It shows the negotiating power of _the Internet_ to the world. After all, the
bill was defeated by online communities like Reddit, Wikipedia or HN right
here. If anything that's an admission that online communities should be
listened to, much more often.

And I like that. When people ask me where I'm from, I often jokingly answer
"From the Internet", I'm sure a lot of people here can relate to this feeling.
I'm not a US citizen, but being from the Internet I am directly impacted by
these laws. I am glad to think that my "people" (fellow interneteese) and I
can make ourselves heard.

------
rpwilcox
Beiber's cover songs on the Internet aren't illegal because of PIPA, they're
illegal because of the current broken copyright system.

Unless Bieber got authorization from the rights holders, which is (I'm
guessing) both impossible and something no 8 or 9 year old would try properly.
(see also: this Wired article on the issue:
[http://www.wired.com/epicenter/2012/05/opinion-baio-
criminal...](http://www.wired.com/epicenter/2012/05/opinion-baio-criminal-
creativity/) )

In one way the PIPA protests were a resounding success.

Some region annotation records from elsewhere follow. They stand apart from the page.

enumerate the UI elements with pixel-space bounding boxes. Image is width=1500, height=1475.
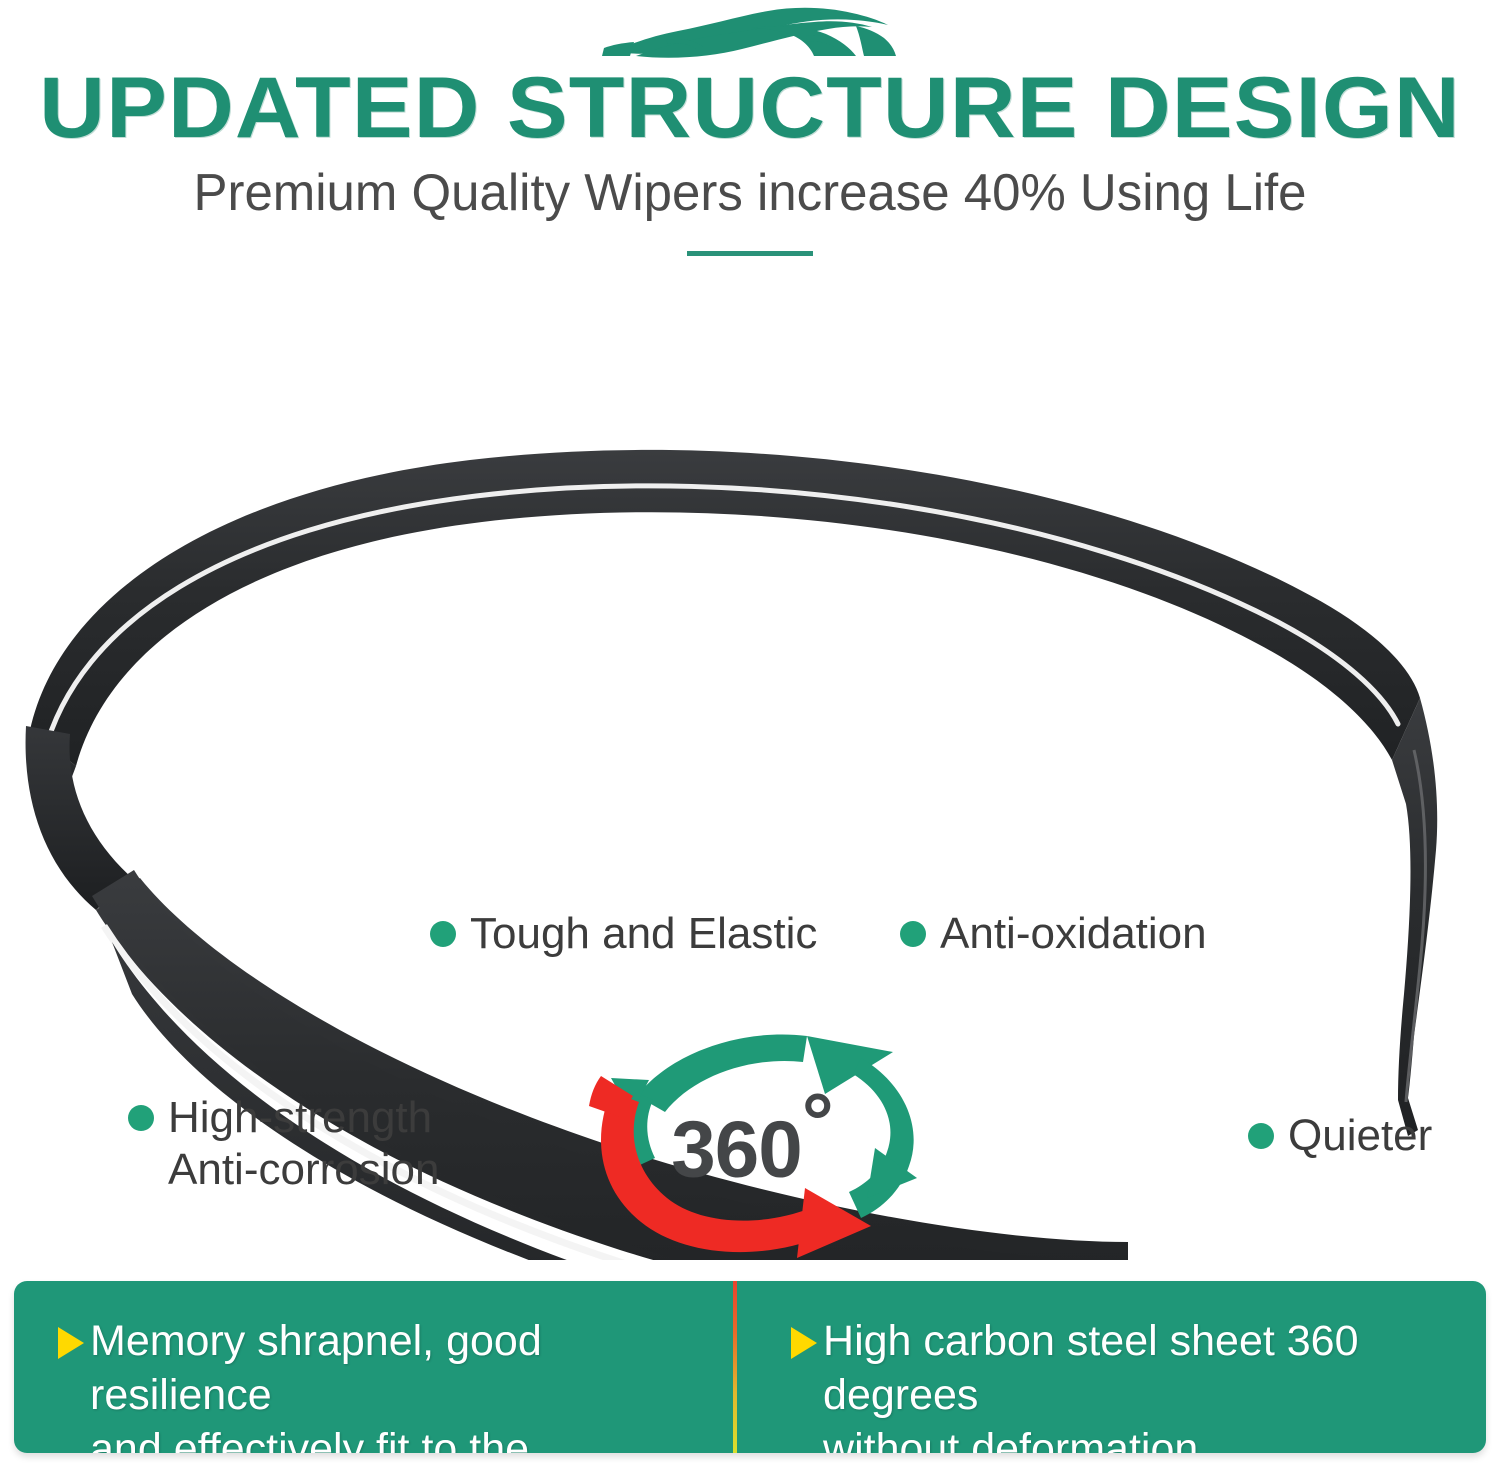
feature-label: Tough and Elastic — [470, 908, 817, 960]
triangle-marker-icon — [58, 1327, 84, 1359]
feature-quieter: Quieter — [1248, 1110, 1432, 1162]
car-silhouette-logo-icon — [600, 4, 900, 62]
page-subtitle: Premium Quality Wipers increase 40% Usin… — [15, 166, 1485, 221]
triangle-marker-icon — [791, 1327, 817, 1359]
feature-label: Quieter — [1288, 1110, 1432, 1162]
footer-text-line2: without deformation — [823, 1425, 1198, 1454]
blade-notches — [300, 836, 353, 937]
feature-anti-oxidation: Anti-oxidation — [900, 908, 1207, 960]
bullet-dot-icon — [128, 1105, 154, 1131]
360-rotation-arrows-icon — [575, 1022, 965, 1262]
bullet-dot-icon — [1248, 1123, 1274, 1149]
footer-text-line1: High carbon steel sheet 360 degrees — [823, 1317, 1358, 1419]
product-hero: Tough and Elastic Anti-oxidation High-st… — [0, 330, 1500, 1260]
feature-high-strength-anti-corrosion: High-strength Anti-corrosion — [128, 1092, 439, 1196]
feature-label: Anti-oxidation — [940, 908, 1207, 960]
title-divider-rule — [687, 251, 813, 256]
feature-label-line1: High-strength — [168, 1093, 432, 1142]
footer-panel-memory-shrapnel: Memory shrapnel, good resilience and eff… — [14, 1281, 733, 1453]
footer-feature-banner: Memory shrapnel, good resilience and eff… — [14, 1281, 1486, 1453]
bullet-dot-icon — [900, 921, 926, 947]
feature-label-line2: Anti-corrosion — [168, 1145, 439, 1194]
360-degree-badge: 360° — [575, 1022, 965, 1262]
footer-text-line2: and effectively fit to the windshield — [90, 1425, 529, 1454]
footer-panel-high-carbon-steel: High carbon steel sheet 360 degrees with… — [737, 1281, 1486, 1453]
feature-tough-and-elastic: Tough and Elastic — [430, 908, 817, 960]
blade-right-tail — [1392, 698, 1437, 1136]
header: UPDATED STRUCTURE DESIGN Premium Quality… — [0, 0, 1500, 256]
page-title: UPDATED STRUCTURE DESIGN — [0, 66, 1500, 150]
bullet-dot-icon — [430, 921, 456, 947]
footer-text-line1: Memory shrapnel, good resilience — [90, 1317, 542, 1419]
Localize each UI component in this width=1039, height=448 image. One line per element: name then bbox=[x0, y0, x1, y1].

In another way,
copyright laws in the US - regardless of PIPA - need some serious looking
into.

When birthday parties everywhere violates copyright law (by singing the
canonical Happy Birthday song), and face potentially large fines because of
it, something's broken.

------
altrego99
I think the scary thing is that these guys actually have the power to control
the Internet, if the bill is approved.

While protesting is good, I hope there will also be a solution which takes
away that power from them - so that anyone can put up a website without fear
of being taken down (or of having RIAA knocking at his door for referring to a
website which has link to some where else from where you can download a movie
that no one else would anyway buy).

------
ttt_
Taken at face value, it is blatant evidence that the bill was not properly
examined before being pushed to vote.

Shame on legislators everywhere that follow the same pattern.

Of course face value probably does not entail all that may have been
orchestraded out of sight.